The three proposals awarded were:

  • Min Yu, MD, PhD, (primary investigator, Eli and Edythe Broad Center for Regenerative Medicine and Stem Cell Research at USC), and Julie Lange, MD, (co-investigator, USC Viterbi School of Engineering), “Nanoparticle Mediated Delivery Targeting TAK1 as Metastatic Breast Cancer Therapy”
  • Peter Conti, MD, PhD, (co-investigator, Radiology) and Jennica Zaro, PhD, (Primary investigator, USC School of Pharmacy), “Optimization of pH-Sensitive Nanoconstructs for Use in Targeting the Mildly Acidic Tumor Microenvironment;” and
  • Alan Epstein, MD, PhD, (co-investigator, Pathology), Conti (co-investigator), Zibo Li, PhD, (co-investigator, Radiology) with Andrew McKay, PhD, (co-investigator, USC Pharmacy), “Bispecific Hybrid Nanoworms for Immunotherapy of B-Cell Lymphoma.”

The USC Ming Hsieh Institute integrates engineering, scientific and medical research to help speed discovery and bench-to-bedside research that improves the lives of cancer patients.

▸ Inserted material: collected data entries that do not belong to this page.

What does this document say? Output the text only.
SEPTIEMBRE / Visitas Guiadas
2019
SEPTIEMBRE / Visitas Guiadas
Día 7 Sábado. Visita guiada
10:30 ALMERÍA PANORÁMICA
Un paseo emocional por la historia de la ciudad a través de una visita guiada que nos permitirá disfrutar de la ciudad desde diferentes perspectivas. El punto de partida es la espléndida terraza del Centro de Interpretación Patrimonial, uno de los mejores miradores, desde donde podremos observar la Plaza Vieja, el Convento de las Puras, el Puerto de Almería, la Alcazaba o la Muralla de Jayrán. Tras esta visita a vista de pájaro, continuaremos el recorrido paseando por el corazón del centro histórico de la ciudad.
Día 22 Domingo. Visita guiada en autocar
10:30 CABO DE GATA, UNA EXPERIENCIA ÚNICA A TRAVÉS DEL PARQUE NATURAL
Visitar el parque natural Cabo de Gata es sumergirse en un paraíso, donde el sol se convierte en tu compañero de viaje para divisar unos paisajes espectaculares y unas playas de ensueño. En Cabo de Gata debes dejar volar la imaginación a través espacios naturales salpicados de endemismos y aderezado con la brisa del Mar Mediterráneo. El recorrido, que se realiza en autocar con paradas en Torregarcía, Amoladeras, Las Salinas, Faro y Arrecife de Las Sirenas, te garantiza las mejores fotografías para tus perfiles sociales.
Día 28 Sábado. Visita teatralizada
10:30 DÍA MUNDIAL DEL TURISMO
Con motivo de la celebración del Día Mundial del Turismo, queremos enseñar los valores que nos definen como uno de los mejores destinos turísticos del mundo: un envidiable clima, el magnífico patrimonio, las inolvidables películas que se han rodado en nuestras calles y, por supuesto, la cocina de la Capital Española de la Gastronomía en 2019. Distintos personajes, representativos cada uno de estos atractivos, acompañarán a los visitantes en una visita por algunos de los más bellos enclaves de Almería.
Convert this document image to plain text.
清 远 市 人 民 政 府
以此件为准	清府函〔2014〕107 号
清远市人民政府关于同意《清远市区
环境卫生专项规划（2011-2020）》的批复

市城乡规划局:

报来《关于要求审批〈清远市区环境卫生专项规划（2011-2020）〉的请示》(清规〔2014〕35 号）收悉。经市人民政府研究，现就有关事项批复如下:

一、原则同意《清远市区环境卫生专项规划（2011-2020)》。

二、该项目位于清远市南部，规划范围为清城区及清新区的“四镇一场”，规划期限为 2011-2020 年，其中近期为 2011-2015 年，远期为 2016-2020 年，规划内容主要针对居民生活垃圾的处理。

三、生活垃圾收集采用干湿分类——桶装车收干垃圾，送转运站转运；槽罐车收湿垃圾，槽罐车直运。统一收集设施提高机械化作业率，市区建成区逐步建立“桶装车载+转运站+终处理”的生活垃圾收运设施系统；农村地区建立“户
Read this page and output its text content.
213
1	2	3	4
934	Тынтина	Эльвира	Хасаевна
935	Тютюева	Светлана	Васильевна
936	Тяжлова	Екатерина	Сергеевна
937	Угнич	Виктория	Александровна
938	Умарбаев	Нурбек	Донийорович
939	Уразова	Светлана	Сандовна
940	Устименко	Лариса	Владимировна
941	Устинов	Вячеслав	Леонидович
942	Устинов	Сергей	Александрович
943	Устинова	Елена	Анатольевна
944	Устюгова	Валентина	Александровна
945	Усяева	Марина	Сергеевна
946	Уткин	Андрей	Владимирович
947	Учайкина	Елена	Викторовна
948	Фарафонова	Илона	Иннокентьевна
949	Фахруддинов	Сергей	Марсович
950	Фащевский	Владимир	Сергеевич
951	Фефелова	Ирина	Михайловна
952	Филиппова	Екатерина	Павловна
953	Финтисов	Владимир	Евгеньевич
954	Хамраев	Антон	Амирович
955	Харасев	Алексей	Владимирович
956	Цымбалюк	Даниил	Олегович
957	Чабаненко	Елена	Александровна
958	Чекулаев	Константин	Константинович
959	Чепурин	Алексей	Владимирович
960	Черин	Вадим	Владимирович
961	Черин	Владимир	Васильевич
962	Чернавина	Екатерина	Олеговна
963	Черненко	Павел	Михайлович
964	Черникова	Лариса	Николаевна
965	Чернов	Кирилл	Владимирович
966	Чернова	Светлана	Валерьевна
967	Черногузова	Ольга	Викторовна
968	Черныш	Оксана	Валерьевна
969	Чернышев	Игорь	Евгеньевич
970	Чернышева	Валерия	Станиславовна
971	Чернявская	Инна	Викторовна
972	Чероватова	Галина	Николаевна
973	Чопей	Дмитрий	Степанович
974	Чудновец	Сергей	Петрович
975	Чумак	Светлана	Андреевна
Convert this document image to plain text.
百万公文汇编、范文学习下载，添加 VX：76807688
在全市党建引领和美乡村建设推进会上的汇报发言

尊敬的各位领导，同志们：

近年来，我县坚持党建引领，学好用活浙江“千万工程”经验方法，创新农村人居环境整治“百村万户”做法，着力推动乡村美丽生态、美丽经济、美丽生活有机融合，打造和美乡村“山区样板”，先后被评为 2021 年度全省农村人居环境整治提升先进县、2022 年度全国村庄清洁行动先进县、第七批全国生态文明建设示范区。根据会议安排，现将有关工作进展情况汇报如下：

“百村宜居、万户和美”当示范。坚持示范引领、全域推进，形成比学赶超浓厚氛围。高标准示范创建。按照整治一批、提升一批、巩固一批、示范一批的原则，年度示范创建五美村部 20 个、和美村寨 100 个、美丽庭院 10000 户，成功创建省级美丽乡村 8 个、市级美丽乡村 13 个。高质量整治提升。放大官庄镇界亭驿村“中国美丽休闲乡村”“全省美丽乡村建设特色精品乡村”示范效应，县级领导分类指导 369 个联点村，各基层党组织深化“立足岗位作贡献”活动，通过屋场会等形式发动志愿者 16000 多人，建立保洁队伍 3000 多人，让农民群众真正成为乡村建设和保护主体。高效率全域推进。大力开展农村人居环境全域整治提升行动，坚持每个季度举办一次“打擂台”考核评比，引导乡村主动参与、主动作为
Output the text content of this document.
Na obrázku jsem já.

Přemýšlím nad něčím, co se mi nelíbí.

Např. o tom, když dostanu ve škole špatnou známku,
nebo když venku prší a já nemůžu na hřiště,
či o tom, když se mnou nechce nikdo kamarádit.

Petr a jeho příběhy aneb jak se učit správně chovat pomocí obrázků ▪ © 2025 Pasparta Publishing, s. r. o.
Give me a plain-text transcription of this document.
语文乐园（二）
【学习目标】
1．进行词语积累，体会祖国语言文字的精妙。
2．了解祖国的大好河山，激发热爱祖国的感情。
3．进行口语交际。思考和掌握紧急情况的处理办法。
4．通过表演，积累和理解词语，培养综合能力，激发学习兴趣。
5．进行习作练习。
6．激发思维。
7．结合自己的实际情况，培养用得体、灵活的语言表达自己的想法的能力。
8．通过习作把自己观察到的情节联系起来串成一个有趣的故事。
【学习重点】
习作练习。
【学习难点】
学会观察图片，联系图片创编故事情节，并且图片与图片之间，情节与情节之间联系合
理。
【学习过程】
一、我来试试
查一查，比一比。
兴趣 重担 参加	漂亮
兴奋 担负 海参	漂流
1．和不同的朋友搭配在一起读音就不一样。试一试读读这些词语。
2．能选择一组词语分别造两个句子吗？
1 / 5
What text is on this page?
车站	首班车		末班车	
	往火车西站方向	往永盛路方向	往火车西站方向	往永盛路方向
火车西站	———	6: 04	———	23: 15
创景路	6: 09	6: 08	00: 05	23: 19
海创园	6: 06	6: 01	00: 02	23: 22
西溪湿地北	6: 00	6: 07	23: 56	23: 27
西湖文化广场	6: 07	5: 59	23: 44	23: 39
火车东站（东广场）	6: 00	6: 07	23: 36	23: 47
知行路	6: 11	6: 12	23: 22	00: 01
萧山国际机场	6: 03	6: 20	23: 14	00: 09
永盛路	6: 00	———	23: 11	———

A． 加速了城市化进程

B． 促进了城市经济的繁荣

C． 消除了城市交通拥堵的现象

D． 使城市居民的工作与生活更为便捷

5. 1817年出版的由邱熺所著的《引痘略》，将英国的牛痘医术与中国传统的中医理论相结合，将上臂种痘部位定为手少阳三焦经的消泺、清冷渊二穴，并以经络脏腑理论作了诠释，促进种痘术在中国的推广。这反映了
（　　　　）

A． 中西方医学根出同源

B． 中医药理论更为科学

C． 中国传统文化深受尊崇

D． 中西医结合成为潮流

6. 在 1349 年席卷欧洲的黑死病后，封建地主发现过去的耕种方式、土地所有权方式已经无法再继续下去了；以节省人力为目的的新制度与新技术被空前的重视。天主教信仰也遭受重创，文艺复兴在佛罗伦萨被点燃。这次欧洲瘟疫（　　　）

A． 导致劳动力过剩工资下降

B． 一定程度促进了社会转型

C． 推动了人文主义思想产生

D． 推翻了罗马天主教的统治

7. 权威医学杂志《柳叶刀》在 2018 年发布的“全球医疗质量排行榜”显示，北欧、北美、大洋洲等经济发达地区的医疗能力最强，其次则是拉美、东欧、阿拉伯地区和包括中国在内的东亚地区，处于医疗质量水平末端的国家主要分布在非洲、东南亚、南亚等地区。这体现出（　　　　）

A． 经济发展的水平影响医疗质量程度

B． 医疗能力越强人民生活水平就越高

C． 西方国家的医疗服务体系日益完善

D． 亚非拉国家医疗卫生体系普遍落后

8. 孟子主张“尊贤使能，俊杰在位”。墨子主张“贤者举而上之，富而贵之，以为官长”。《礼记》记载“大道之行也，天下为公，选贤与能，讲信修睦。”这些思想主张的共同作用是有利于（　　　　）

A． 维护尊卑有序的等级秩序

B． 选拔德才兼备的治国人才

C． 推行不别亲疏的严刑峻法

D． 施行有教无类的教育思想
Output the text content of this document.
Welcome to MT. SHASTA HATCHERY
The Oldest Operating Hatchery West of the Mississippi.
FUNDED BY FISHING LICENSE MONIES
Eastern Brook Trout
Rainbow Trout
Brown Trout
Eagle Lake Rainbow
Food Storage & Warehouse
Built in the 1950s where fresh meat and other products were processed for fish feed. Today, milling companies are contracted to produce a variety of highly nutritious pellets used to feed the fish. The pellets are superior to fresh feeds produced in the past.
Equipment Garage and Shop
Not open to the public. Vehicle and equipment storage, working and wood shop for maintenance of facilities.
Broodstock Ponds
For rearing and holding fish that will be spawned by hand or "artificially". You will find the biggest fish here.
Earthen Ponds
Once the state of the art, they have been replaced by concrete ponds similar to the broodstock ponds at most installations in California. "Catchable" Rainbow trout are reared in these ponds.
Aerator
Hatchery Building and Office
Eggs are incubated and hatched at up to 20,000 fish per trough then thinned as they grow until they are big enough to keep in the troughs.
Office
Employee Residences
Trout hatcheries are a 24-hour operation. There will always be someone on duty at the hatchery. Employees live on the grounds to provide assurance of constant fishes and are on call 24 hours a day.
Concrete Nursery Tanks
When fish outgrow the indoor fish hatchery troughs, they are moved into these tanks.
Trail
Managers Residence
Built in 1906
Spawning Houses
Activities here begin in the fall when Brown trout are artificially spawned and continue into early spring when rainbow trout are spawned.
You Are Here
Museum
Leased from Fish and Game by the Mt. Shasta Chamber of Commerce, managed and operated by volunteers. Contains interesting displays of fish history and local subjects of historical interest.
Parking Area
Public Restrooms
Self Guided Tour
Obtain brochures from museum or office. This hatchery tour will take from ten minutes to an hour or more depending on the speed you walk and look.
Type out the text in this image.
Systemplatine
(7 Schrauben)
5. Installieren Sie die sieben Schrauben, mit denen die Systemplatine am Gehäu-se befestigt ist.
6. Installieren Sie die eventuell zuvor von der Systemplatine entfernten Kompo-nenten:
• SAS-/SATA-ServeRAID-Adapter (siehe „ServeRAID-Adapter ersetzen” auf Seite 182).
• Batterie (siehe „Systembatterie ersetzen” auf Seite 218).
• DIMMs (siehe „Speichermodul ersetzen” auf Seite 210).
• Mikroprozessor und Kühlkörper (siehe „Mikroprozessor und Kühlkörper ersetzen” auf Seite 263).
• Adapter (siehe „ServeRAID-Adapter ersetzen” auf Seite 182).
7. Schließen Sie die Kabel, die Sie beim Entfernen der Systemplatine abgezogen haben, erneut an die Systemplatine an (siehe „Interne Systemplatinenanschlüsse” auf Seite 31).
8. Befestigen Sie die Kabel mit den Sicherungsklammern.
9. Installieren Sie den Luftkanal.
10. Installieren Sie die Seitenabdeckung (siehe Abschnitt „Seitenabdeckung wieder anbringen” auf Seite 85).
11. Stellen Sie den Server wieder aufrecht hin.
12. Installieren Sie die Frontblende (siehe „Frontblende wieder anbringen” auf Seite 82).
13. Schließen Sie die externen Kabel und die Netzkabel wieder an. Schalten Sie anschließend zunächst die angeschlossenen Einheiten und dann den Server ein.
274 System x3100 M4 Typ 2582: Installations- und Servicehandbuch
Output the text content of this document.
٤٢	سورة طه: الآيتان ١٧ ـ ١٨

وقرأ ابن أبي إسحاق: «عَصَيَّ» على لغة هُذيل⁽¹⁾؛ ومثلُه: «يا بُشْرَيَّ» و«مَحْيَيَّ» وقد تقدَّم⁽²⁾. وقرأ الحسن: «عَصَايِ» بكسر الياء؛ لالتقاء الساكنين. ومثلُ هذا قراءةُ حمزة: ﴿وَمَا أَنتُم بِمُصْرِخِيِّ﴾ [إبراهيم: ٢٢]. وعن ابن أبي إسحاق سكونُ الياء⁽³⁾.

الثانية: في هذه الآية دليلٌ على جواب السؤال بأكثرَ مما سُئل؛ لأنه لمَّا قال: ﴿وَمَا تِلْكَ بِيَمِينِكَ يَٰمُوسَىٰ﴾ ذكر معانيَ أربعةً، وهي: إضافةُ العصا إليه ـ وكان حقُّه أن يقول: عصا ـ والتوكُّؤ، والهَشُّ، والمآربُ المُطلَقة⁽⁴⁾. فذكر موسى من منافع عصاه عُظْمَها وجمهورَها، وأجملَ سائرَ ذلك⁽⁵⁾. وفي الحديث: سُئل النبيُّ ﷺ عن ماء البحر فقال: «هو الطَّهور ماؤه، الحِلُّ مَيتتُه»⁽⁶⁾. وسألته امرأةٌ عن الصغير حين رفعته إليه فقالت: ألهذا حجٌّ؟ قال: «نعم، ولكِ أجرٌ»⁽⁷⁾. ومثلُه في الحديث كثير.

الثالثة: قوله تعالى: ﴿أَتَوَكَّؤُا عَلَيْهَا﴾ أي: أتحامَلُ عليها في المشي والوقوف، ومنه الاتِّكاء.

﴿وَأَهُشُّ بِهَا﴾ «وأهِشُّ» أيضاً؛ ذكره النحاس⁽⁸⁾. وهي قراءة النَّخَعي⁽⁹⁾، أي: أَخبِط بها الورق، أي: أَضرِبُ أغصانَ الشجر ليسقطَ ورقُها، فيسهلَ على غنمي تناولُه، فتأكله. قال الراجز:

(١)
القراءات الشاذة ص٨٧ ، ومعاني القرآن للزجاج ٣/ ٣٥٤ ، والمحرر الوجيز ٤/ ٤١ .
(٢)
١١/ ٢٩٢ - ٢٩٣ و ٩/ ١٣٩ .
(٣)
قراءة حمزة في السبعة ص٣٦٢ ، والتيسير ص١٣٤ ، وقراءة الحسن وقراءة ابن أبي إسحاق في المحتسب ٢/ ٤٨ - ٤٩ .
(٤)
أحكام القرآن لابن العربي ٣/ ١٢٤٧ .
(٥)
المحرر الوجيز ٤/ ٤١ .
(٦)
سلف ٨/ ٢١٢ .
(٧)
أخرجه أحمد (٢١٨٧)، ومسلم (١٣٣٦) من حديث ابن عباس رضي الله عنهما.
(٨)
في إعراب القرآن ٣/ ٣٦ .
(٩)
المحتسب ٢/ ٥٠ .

The institute hopes to help develop new therapeutic approaches that minimize the adverse effects typically associated with conventional chemotherapy agents.

The institute was established in 2010 through a generous gift from USC Trustee and graduate Ming Hsieh, CEO and chairman of Fulgent Therapeutics. Hsieh recently was given the Elaine Stevely Hoffman Award for his extraordinary service in recognition of longstanding contributions and supreme dedication to the Keck School of Medicine of USC.